Your design is extremely complicated and I understand it can be difficult to debug. I think the first thing to do is to decouple some parts of the design to simplify debugging. Here are some ideas:

In your schematic, why does the read master need to receive the "done" signal from the write master? If the two entities have independent FIFOs, then the flow control between the FIFOs alone should be enough to transfer data between them. The state machine just need to check if there is enough space in both FIFOs before starting.
I'd recommend you switch to the "first word fall-through" (or "lookahead") FIFO in quartus rather than the standard FIFO you are using. The FWFT FIFO has the advantage of the read signal acting as an acknowledgment that the data has been read (data is available immediately) rather than a request to read data that will arrive on the next cycle. It really simplifies the construction of burstable state machines. You also wouldn't need the delay cycle before the write FIFO if you use the FWFT FIFO as you can just cable read FIFO's "valid" signal to the write port of the second FIFO.
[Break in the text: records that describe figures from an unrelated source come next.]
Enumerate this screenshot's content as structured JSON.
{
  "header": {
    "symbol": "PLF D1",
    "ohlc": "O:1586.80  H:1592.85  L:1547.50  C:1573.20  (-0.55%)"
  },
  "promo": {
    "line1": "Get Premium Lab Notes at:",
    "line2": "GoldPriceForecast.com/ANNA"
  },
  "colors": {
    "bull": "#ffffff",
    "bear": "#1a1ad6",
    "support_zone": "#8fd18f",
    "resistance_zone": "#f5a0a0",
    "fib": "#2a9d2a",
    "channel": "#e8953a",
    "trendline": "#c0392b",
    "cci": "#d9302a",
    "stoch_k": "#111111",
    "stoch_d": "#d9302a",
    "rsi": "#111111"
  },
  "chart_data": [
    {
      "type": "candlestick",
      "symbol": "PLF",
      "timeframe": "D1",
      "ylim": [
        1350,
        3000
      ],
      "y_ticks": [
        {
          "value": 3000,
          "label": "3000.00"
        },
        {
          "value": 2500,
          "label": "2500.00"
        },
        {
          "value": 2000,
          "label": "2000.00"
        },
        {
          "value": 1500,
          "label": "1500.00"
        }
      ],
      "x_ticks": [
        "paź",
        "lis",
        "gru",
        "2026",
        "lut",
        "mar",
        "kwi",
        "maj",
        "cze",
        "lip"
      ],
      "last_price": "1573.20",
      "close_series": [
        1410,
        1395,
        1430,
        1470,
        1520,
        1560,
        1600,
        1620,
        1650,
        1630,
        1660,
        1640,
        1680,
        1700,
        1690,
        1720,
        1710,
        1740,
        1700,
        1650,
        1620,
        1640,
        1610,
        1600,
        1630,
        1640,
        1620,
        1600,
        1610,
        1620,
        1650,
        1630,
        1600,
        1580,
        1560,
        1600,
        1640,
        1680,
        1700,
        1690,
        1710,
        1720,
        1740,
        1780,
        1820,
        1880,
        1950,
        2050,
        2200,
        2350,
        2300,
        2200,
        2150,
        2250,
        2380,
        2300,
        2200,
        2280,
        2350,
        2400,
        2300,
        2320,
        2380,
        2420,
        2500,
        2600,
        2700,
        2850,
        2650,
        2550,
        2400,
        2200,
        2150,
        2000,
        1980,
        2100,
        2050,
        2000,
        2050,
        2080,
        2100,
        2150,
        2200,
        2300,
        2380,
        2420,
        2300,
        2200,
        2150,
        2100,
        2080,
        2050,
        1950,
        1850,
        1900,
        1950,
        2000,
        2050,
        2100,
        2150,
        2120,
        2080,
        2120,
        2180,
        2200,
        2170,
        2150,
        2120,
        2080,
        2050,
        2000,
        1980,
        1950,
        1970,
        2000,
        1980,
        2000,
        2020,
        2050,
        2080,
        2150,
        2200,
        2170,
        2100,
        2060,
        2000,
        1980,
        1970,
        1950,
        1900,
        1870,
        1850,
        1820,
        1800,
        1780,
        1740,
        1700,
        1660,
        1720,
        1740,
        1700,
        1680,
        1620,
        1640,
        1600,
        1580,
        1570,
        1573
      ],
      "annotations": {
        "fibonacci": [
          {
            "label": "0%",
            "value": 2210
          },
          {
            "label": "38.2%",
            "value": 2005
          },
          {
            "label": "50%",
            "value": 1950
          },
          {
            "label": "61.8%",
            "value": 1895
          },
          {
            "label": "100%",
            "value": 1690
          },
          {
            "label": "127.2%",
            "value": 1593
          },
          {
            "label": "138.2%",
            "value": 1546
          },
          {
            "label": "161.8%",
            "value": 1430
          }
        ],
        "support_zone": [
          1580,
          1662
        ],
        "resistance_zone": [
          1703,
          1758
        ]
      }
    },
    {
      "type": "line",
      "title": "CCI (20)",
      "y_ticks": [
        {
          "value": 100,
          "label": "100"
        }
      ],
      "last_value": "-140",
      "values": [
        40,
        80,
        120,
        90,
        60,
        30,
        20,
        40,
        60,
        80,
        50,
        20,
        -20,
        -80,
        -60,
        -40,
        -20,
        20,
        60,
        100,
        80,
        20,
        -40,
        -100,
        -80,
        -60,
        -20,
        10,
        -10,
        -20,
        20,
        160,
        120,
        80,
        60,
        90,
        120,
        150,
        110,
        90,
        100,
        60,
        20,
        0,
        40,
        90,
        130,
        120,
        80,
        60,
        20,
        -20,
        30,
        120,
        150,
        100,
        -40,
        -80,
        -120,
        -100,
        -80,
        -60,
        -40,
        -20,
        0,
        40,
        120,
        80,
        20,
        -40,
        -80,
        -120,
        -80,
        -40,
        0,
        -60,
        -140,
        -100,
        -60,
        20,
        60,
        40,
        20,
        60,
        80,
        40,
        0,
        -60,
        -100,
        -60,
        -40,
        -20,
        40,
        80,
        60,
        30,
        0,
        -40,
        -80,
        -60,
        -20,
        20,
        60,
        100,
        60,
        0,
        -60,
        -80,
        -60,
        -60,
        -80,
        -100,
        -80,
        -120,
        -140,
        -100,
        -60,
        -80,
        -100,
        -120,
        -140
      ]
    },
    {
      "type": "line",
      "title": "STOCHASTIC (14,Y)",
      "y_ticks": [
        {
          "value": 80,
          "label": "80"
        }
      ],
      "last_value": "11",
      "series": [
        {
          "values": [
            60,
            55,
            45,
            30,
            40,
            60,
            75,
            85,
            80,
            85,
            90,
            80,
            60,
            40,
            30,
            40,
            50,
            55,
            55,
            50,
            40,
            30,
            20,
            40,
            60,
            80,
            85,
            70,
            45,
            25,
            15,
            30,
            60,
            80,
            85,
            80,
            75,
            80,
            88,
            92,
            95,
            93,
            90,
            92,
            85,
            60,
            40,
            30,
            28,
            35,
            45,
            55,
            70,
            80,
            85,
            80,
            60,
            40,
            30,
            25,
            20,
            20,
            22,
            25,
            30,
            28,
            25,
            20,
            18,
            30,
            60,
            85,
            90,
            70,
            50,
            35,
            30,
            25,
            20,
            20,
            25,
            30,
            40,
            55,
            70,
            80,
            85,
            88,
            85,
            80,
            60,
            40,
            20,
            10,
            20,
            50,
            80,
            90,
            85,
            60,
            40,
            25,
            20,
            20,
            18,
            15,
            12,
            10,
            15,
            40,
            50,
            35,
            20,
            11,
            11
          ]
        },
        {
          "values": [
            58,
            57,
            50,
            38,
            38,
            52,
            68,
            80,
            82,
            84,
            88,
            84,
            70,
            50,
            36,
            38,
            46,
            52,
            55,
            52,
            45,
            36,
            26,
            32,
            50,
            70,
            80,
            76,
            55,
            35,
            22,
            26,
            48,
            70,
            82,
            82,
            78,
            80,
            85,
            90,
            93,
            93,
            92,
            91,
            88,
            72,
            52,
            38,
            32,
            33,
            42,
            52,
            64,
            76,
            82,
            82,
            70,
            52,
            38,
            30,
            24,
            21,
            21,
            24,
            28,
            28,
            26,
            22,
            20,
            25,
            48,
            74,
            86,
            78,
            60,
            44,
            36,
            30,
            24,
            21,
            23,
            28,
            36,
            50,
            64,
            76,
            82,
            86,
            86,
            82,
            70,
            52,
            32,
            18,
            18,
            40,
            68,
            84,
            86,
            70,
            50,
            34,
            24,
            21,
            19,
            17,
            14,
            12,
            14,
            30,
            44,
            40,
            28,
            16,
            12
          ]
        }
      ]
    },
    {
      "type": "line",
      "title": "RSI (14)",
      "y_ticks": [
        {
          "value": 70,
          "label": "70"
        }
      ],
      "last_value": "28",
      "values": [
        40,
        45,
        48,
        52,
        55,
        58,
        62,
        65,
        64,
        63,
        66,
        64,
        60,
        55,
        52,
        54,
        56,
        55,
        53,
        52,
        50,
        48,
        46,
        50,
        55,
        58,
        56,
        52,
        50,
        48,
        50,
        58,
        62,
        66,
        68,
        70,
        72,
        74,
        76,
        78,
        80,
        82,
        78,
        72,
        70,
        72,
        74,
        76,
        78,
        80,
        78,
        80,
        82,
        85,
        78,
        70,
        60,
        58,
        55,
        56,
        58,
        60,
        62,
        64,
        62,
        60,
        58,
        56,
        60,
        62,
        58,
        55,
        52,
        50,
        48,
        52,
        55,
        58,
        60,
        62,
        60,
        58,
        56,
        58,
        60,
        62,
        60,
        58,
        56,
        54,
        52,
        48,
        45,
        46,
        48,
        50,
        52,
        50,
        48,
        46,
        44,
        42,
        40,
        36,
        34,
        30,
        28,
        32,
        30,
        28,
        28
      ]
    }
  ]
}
Your end_pointers are computed as (reg_end_address - reg_write_pointer + 1), but your write pointer increments by 1 in the code. Does this mean end_address is not an address, but a word offset? This value is given by the slave, so I'd assume in C code this is a byte address and not a word address?
I would not use the almost_full and almost_empty signals on FIFOs as it forces you to keep counters in the state machines and is an open vector for off-by-one errors to creep in. I'd configure the FIFOs to not even have those ports and instead the state machines would read the USEDW port to see how much space there is. This way there's only a single place where computations are done.
BTW, you can get rid of the for-generate loop in the mirror_swap_op component and just do "output(8 to 23) <= input(23 downto 0)".

I honestly think one can write this accelerator in 1/3 the space after decoupling as it reduces state machine and synchronization complexity. Let us know how it goes!